Fortunately, health experts are hopeful that Nebraska’s relatively healthy vaccination rates will prevent any major surge in cases here related to our annual celebration of college baseball.
But Dr. Mark Rupp, an infectious disease expert with the University of Nebraska Medical Center, said such statistics highlight the fact that travel and large gatherings do increase the risks of COVID-19 spread. The CWS combines both.
“People are going to be sitting shoulder to shoulder with people from all over the country they don’t know and who may or may not have been vaccinated,” Rupp said.
“If you are fully vaccinated and do not have (a health condition), you are going to be able to attend the event fairly safely, though not completely risk-free,” he said. “If you are not vaccinated, is it a bad idea to go? Yeah.”
Some visitors coming to Nebraska for the tournament likewise may be leery of the conditions here.
After all, Nebraska throughout the pandemic has never been big on mask mandates and other restrictions. Compare that to California, home of CWS qualifier Stanford, which only this week lifted many of its COVID-related restrictions.

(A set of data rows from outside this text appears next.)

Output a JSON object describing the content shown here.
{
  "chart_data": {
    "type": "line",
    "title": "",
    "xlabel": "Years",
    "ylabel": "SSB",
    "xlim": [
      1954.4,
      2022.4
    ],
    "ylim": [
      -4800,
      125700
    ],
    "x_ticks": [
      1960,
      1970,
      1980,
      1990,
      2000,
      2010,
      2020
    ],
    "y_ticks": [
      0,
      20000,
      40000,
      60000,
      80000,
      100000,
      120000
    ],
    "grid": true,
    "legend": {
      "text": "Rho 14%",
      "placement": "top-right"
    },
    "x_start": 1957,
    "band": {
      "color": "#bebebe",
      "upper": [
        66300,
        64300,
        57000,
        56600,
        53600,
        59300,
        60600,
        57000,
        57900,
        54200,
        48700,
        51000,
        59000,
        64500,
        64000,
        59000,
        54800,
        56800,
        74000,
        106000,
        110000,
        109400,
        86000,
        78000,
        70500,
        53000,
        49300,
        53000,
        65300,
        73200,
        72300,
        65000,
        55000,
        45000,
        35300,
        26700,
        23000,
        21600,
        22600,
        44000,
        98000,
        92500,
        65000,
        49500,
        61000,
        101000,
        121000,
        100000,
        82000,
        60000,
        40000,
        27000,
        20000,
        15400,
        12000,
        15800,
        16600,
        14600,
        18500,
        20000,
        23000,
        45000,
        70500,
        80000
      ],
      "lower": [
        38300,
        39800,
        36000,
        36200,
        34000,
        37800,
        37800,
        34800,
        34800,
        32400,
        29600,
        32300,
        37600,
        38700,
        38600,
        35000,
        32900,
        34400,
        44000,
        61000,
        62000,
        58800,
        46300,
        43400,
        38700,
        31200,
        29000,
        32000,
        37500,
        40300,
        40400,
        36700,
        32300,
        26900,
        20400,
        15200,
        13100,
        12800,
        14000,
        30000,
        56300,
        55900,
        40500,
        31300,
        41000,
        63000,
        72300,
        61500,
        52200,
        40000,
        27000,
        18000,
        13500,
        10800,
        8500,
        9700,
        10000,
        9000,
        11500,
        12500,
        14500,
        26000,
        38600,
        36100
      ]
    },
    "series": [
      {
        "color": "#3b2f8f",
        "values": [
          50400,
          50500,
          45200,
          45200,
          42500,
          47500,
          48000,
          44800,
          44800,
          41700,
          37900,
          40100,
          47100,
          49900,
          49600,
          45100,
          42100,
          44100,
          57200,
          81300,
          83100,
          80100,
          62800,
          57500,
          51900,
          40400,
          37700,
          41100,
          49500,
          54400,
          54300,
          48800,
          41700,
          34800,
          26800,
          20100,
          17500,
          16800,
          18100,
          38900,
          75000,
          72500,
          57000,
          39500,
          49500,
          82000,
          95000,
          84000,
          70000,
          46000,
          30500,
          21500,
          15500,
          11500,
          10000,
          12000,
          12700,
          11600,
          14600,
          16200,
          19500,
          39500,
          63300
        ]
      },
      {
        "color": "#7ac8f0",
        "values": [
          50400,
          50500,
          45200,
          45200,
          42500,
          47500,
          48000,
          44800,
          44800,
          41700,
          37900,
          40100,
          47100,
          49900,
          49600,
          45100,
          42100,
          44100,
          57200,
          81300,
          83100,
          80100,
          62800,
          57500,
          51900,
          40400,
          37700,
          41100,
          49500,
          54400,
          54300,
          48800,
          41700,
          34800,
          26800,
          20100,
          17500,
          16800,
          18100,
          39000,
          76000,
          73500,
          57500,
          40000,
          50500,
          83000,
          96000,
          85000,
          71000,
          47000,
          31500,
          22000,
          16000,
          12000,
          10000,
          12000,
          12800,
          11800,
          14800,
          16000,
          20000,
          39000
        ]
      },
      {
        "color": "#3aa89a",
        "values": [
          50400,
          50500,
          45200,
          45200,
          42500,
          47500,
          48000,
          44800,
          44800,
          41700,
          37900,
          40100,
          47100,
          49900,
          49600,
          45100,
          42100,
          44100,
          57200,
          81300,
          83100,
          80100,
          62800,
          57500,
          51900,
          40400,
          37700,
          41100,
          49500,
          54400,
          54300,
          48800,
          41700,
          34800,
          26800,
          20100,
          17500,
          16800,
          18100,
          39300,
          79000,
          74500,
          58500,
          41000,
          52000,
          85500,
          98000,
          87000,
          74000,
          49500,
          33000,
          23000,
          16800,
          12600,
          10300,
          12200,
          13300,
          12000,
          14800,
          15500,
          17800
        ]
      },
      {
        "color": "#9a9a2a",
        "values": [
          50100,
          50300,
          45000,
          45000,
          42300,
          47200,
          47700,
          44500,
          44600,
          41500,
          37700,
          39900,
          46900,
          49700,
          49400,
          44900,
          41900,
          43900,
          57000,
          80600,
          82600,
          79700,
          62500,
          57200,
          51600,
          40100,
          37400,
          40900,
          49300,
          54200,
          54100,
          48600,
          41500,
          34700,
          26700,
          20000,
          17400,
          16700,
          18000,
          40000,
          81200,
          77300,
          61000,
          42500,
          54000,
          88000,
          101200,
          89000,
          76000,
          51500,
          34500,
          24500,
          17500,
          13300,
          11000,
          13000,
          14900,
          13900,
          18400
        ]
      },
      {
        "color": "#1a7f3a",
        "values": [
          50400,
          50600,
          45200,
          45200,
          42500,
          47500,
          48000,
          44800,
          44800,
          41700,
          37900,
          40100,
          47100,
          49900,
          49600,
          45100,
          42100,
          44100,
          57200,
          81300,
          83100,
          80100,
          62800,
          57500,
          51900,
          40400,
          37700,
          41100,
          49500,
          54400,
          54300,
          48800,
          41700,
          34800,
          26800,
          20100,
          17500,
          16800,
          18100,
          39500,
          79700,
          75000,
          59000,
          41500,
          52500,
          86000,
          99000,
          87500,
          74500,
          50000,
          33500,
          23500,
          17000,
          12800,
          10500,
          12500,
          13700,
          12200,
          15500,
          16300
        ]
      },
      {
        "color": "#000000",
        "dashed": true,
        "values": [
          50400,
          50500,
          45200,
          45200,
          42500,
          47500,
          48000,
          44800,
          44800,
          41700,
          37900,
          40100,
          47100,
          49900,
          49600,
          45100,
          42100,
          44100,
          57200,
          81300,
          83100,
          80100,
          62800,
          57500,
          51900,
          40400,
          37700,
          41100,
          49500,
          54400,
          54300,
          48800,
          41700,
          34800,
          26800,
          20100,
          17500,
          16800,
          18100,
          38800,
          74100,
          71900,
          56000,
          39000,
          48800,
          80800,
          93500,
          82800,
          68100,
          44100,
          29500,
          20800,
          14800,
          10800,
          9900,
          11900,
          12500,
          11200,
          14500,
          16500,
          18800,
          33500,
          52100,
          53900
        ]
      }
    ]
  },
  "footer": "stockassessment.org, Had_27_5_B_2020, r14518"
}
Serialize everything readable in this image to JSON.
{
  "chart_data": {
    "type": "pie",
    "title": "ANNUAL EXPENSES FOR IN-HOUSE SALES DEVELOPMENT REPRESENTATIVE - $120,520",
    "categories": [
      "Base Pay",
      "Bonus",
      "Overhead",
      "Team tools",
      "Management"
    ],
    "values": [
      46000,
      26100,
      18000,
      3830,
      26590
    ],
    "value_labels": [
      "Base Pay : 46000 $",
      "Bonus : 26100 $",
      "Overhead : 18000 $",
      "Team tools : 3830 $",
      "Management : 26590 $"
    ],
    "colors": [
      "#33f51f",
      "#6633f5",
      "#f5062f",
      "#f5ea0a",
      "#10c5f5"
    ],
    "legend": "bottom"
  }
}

But visiting fans may be relieved to learn that Nebraska has the third-lowest new case rate in the nation, behind only Vermont and South Dakota.
Nebraska also is among only three states that the U.S. Centers for Disease Control and Prevention consider to have low levels of community transmission, based on its seven-day positivity rate.
Nebraska’s percentage of adult population with at least one vaccination shot also ranks 22nd among the states and about average nationally.
While global in scope, the COVID-19 pandemic has from the beginning been a very local event. Cases have surged and ebbed at different times around the country.
Cases have fallen dramatically across the United States since the vaccine rollout began in December. But case levels have remained uneven from state to state, and now vaccination levels are varying widely, too. That can be seen by looking at the latest data from states that are sending teams to Omaha for the CWS.
Most College World Series teams come from state with below-average vaccination rates
|STATE||Percent of 18+ population with at least one dose|
Among CWS team home states, the percentage of adults with at least one vaccine shot ranges widely, from 45.1% in Mississippi to 72.4% in California.
Case levels also vary wildly. California and Virginia both have case levels not much higher than Nebraska’s. Conversely, cases in Arizona, Mississippi and Texas are three to four times Nebraska’s.
“There are dramatic differences in community transmission and vaccinations among these states,” Rupp said. “I think the important message for folks here is people tend to be fairly parochial in their thinking on the pandemic, very focused on their own community. When you have an event like this that brings people together from all over the country, it really does create a potential for additional spread of COVID-19.”
The good news is that with the way cases have come down nationally, even the states with the highest current rates are at a fraction of what they were during the height of the pandemic. That, too, should help keep the CWS from being a COVID superspreader, Rupp said.
7-day COVID case rate per 100k population for CWS teams' home states
|STATE||7-day case rate per 100k population|
“I think everyone should be pleased with the rate of infection in the country coming down dramatically,” Rupp said. “I don’t think we will see the same nationwide outbreak we saw in the fall and winter that in our own locale threatened to overwhelm our health system.”
The other good news is that the teams coming to Omaha for the CWS are taking the virus seriously. The last thing they want is an outbreak that could threaten their bid for a national championship.
For example, every single member of the University of Texas’ team and traveling party for the CWS is fully vaccinated.
Texas athletics spokesman Kevin Rodriguez said throughout the season, the team has had some of the strictest COVID protocols in the Big 12 Conference, taking multiple buses on trips, mandating masks and not eating team meals together.
“With our team’s vaccination status, many of those restrictions have been relaxed,” Rodriguez said. “However, we are still taking proper precautions to ensure everyone’s safety.”